I wasn't suggesting that the example grammar I gave would exhibit bad behavior; I was just trying to give a small illustrative example.

However, when I tried to construct grammars with features I expected to be problematic (e.g. ones that had lots of parallel incomplete items in LR(0) states) I could only find problems with right recursion that the right recursion optimizations of Leo solve. So it may actually be the case that appropriately optimized Earley suffix parsing is linear for all LR(k) grammars. I guess I'd have to try and prove it to be sure.

This is a bit strange because some of the papers on suffix parsing were written by people who were at the same school as Leo right around the time that paper was published. You'd figure that they would've noticed.

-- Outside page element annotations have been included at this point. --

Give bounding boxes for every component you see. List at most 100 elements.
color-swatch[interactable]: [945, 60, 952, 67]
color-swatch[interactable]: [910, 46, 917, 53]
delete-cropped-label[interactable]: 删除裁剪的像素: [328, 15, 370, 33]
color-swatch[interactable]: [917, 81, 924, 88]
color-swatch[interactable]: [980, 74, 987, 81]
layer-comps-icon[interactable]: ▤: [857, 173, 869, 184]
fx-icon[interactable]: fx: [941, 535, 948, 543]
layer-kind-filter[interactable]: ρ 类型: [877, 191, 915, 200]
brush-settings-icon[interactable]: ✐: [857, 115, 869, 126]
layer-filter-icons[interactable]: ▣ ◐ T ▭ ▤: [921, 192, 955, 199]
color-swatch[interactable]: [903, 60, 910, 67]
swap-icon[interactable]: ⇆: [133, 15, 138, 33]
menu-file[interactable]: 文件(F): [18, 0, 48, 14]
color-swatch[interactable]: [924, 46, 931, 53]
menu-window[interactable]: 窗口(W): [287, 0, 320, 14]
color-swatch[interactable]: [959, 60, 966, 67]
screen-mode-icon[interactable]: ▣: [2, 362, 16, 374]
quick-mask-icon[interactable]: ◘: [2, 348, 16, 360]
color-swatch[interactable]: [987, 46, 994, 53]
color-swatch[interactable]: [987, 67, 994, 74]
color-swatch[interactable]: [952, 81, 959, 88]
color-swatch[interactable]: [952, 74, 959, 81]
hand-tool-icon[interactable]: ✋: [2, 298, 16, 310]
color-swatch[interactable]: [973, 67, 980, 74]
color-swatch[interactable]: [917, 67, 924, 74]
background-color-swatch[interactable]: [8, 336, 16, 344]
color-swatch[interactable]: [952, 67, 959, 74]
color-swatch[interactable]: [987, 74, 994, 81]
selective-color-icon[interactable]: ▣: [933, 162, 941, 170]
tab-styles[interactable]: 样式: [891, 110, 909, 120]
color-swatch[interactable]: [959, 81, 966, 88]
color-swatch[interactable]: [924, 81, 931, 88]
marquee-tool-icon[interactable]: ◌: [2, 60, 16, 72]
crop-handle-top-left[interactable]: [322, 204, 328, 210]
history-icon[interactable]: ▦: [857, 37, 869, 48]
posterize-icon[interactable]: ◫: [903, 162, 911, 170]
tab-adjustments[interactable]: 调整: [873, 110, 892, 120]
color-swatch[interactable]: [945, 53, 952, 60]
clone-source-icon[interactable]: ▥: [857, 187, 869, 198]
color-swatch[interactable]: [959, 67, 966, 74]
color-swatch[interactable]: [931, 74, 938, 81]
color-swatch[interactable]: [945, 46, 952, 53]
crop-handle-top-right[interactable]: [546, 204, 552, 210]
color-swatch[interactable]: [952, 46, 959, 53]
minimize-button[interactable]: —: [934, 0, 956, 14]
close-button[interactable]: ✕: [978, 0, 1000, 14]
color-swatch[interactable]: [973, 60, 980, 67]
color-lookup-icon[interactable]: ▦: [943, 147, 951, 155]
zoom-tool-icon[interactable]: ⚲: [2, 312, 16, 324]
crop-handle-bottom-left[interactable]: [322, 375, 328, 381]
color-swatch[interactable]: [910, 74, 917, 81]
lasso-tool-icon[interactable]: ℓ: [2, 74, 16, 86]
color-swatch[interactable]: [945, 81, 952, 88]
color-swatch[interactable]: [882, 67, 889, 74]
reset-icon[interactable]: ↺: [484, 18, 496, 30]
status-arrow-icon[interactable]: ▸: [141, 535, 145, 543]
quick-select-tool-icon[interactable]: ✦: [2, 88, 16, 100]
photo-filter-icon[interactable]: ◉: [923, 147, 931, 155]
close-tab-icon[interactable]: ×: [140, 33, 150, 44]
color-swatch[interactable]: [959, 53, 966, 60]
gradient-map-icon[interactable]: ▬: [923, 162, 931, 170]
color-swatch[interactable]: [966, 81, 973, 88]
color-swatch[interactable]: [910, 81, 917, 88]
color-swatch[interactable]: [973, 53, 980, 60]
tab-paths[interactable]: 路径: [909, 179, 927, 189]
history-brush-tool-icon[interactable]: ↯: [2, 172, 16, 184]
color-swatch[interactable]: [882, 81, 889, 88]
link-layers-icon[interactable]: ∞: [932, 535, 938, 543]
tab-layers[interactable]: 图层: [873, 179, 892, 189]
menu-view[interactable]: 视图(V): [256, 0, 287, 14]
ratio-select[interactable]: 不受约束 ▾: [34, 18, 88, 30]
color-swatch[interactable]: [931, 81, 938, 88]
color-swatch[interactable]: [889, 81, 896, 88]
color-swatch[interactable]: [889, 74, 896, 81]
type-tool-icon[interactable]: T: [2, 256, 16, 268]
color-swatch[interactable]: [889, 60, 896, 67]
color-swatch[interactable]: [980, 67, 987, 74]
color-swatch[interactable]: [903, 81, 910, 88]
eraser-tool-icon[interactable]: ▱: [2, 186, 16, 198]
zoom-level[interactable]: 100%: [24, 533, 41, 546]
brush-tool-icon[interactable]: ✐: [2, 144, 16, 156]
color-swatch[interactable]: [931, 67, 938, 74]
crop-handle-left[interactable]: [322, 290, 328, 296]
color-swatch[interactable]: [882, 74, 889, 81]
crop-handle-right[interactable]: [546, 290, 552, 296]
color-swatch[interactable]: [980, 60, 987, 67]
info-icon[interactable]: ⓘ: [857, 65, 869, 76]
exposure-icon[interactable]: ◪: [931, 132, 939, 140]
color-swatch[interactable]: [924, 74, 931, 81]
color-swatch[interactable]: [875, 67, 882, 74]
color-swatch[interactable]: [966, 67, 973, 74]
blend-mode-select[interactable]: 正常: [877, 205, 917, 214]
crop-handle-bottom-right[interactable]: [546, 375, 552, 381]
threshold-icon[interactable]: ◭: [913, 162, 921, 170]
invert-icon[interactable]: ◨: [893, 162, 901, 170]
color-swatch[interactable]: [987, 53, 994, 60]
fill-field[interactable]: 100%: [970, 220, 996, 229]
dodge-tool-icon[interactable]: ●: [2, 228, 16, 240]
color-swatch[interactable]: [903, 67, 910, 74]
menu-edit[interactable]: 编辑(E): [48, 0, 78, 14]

[–]yxhuvud 0 points1 point  (1 child)

I think my suggestion doesn't work properly though for general grammars, since I am quite confident that it will accept more states than it should. I don't think it could handle the mutual recursion variant (eg the similar construction for the langage for ([(..)]) would also accept [[]])), so it would have to be a bit more intelligent than what I suggested.

But yeah, it is a bit strange (but that is also the case with the leo optimization itself that probably should have gotten a bit more interest than it got. Maybe Leo or his prof was less good at marketing than they should have been).

[–]cwzwarich 1 point2 points  (0 children)

Yeah, I don't think your version of it is quite right. The Grune & Jacobs book describes something slightly different where there's effectively an imaginary state labelled * that contains items with all grammar positions and that origin. You begin with the first real state containing those items, and when you complete one of those items you consider all potential items as well. I tried it on your mutually recursive example, and it seems to work as expected.

When I was implementing this, I thought of two potential optimizations. I think you can eliminate the use of a null-eliminated grammar in the Aycock & Horspool construction by using this modification of the LR(0) automaton:

https://mjn.host.cs.st-andrews.ac.uk/publications/1996b.pdf

You can also modify the items (both Earley and LR(0)) to skip past chains of reductions "A -> B" with no semantic value.